Sarebbe la volontà piuttosto che il compimento di atti amministrativi veri e propri il cuore dell'accordo ritenuto corruttivo dalla magistratura tra l'imprenditore Coratti e la giunta di Cervaro, indagati e finiti ai domiciliari per una ipotesi corruzione e turbativa d'asta. Al centro dell'inchiesta "Malaffare", la gestione ritenuta pilotata di una procedura di gara per l'assegnazione del servizio di raccolta dei rifiuti a Cervaro, dietro l'ombra di promesse elettorali e di assunzioni a orologeria: è questo l'impianto accusatorio della ponderosa indagine partita dalla Dda e affidata per quanto di competenza al sostituto De Franco.

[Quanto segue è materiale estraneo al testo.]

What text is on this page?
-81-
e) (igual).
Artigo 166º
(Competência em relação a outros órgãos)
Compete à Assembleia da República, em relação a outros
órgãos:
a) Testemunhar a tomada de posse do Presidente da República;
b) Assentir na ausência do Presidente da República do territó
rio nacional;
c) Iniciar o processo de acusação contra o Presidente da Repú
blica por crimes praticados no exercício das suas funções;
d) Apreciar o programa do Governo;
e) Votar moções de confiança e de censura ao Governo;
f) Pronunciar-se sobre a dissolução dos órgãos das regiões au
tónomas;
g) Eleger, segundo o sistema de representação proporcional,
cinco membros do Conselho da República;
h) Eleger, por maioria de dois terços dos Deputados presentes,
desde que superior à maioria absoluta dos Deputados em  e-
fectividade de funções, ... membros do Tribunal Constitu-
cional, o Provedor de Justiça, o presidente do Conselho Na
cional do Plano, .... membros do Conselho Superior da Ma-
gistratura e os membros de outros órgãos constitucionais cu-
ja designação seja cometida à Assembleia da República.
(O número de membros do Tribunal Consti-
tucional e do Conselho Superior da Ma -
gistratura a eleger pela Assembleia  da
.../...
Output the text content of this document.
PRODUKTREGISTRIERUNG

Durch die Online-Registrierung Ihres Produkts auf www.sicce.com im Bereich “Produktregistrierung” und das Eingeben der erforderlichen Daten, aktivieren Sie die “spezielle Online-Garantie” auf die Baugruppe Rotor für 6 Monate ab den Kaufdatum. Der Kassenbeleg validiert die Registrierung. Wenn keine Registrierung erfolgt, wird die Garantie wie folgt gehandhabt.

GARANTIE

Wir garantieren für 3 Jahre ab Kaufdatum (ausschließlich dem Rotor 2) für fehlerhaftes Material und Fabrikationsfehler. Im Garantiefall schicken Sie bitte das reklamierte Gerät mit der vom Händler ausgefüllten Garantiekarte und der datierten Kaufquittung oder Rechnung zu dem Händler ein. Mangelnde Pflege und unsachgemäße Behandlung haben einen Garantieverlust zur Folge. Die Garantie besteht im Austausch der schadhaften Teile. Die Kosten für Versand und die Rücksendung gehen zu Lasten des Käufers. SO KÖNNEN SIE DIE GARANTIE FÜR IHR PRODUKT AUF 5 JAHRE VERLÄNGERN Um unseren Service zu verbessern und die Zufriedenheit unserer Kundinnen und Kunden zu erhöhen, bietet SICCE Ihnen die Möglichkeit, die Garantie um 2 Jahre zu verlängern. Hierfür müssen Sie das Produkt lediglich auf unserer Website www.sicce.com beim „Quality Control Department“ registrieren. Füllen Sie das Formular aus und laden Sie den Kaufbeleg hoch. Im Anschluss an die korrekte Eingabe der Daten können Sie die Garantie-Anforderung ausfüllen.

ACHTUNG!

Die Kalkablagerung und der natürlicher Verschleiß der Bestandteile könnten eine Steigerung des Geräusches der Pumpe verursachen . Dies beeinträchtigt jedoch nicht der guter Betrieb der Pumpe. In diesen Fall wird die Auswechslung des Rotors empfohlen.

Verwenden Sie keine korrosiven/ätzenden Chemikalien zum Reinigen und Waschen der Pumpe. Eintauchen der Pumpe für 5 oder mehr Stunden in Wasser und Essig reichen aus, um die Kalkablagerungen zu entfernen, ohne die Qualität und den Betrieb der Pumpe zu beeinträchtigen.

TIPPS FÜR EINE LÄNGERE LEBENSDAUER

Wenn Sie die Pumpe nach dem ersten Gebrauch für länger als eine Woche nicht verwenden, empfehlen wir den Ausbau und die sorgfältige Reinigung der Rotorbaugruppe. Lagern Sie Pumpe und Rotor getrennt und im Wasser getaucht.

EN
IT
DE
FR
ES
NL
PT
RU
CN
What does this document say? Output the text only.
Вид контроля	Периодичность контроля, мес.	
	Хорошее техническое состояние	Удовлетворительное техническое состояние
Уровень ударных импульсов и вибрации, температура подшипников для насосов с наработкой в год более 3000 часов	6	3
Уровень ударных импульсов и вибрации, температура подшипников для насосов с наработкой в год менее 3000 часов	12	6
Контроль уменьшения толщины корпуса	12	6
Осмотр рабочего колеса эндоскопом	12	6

Un'indagine dove a pesare nella ricostruzione dei carabinieri forestali, coordinati dal colonnello Lopez, sono le intercettazioni ambientali e telefoniche. È grazie alle conversazioni captate tra gli indagati che gli inquirenti avrebbero ricostruito la trama delle condotte in grado (per l'accusa) di condizionare il numero di società partecipanti alle gare, giungendo così a favorire la Tac Ecologica srl. Nei guai sono finiti non solo l'imprenditore dell'azienda, il verolano Alfredo Coratti, ma anche il sindaco di Cervaro Angelo D'Aliesio, gli assessori Gino Canale e Vincenzo Ricciardelli e il tecnico comunale Enzo Pucci e altri due indagati assunti in cambio della promessa di voto. Coinvolti in varia misura, secondo la procura, per consentire quello che i magistrati definiscono un «esito scontato».

L'impianto accusatorio ha focalizzato l'attenzione sul febbraio del 2017: diverse le conversazioni tra l'imprenditore e i politici, con richieste specifiche di «fare perfino delle correzioni» al fine di raggiungere il punteggio necessario a vincere la gara. L'imprenditore avrebbe fatto addirittura pressioni quando a partecipare alla terza convocazione sarebbero state almeno in due: o gli garantivano l'assegnazione o lasciava il servizio, creando il problema dello smaltimento dei rifiuti. «Se vengo escluso ve lo dico già adesso che v'organizzate, io lavoro fino a fine febbraio» avrebbe detto Coratti.

Con rassicurazioni, poi, da parte di alcuni dei politici coinvolti: prima esplicitando la volontà di riunire la maggioranza per parlarne, poi direttamente: «Ma no, sei solo tu quello che vince!» gli avrebbe detto l'assessore Ricciardelli per calmarlo. Ipotesi, quella della Procura, blindata in un'altra telefonata tra l'imprenditore e un amico: «Già sapevi che era una gara truccata e che vincevi tu!».

A margine di tutte le intercettazioni tra cui spiccano quelle sulla possibilità addirittura di manomettere i punteggi pur di assicurarsi l'appalto, il doppio binario seguito dagli inquirenti: quello della promessa di voti in cambio di assunzioni. Secondo la magistratura, dopo l'aggiudicazione dell'appalto ci sarebbe stato il "conto da saldare": assumere delle persone - tra cui spunta pure il nome di un parente del sindaco - che avrebbero però dovuto assicurare in cambio voti per la riconferma dell'amministrazione.

E quando l'imprenditore rileva una decurtazione sul compenso ottenuto (di circa 5.000 euro) passa, per gli uomini del Comando dei carabinieri forestali, persino alla minaccia di non mantenere il patto delle assunzioni: è il tecnico, in un'altra conversazione, che ribadisce di «sistemare tutto» a patto che sia mantenuta la parola, cioè assicurato «il coso», ovvero l'assunzione stabilita a tavolino: «Se tu assicuri il "coso", io te lo pago, non ho problema» gli avrebbe detto il tecnico.